Le dernier défi en date, qui a également intéressé la presse internationale, concerne les interventions lancées il y a quatre ans par le dernier délégué du gouvernement indien pour accélérer le développement de la localité, par exemple en construisant des routes et en coupant une partie de la végétation entourant la colonie. Le but: atteindre l’objectif de 50’000 habitants prévu au début de l’expérience.
Il s’agit d’interventions drastiques, trop rapides et arbitraires «selon 90% des gens qui vivent ici», déplore David. Certaines personnes qui ont protesté se sont vu refuser le renouvellement de leur visa de séjour, d’autres sont parties de leur plein gré.
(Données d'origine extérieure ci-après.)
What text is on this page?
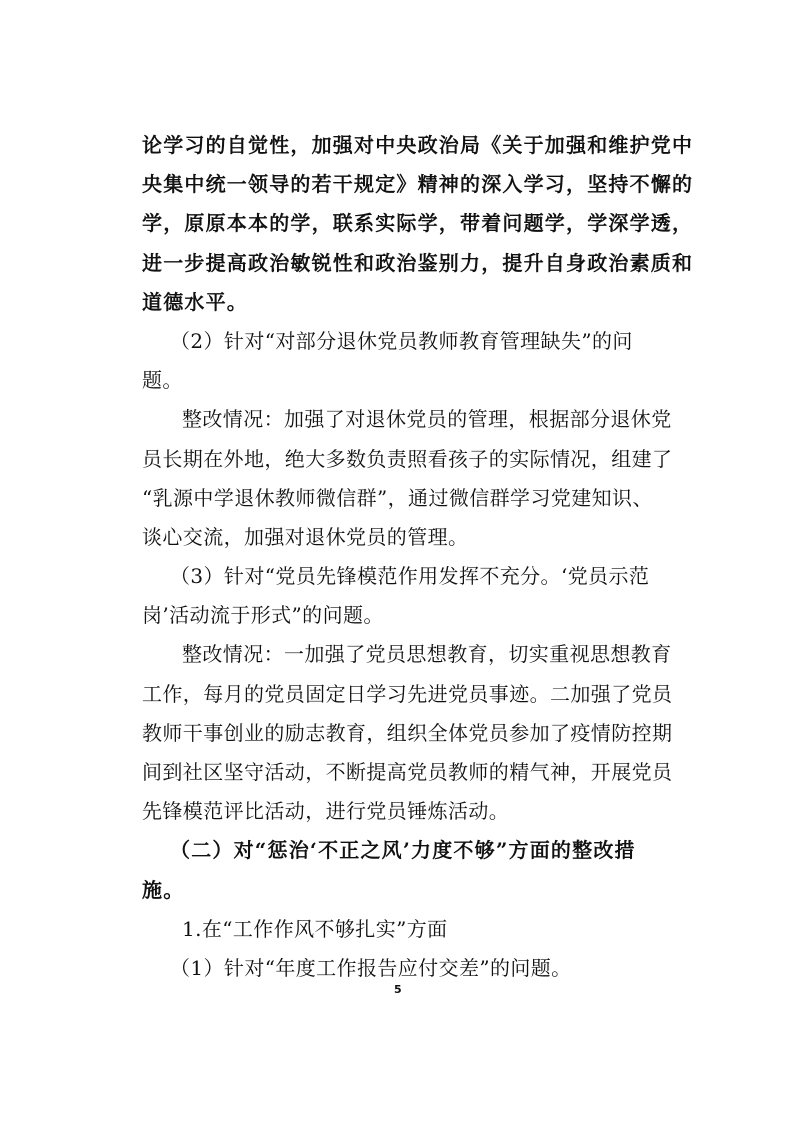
论学习的自觉性，加强对中央政治局《关于加强和维护党中
央集中统一领导的若干规定》精神的深入学习，坚持不懈的
学，原原本本的学，联系实际学，带着问题学，学深学透，
进一步提高政治敏锐性和政治鉴别力，提升自身政治素质和
道德水平。
（2）针对“对部分退休党员教师教育管理缺失”的问
题。
整改情况：加强了对退休党员的管理，根据部分退休党
员长期在外地，绝大多数负责照看孩子的实际情况，组建了
“乳源中学退休教师微信群”，通过微信群学习党建知识、
谈心交流，加强对退休党员的管理。
（3）针对“党员先锋模范作用发挥不充分。‘党员示范
岗’活动流于形式”的问题。
整改情况：一加强了党员思想教育，切实重视思想教育
工作，每月的党员固定日学习先进党员事迹。二加强了党员
教师干事创业的励志教育，组织全体党员参加了疫情防控期
间到社区坚守活动，不断提高党员教师的精气神，开展党员
先锋模范评比活动，进行党员锤炼活动。
（二）对“惩治‘不正之风’力度不够”方面的整改措
施。
1.在“工作作风不够扎实”方面
（1）针对“年度工作报告应付交差”的问题。
5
Toutefois, le Suisse d’Auroville ne perd pas espoir et estime qu’il s’agit d’un «défi que la communauté relèvera pour que tout le monde puisse prospérer». Y compris le gouvernement indien.
Le regard des gens
Cette bonne volonté et cette ouverture d’esprit, cette capacité à comprendre que faire du bien ou du mal à autrui, c’est comme se le faire à soi-même, est un trait de caractère d’Auroville qui, selon David, ne ferait aucun mal à la Suisse, un pays où il a l’impression que l’amabilité dont font preuve les gens est plutôt superficielle.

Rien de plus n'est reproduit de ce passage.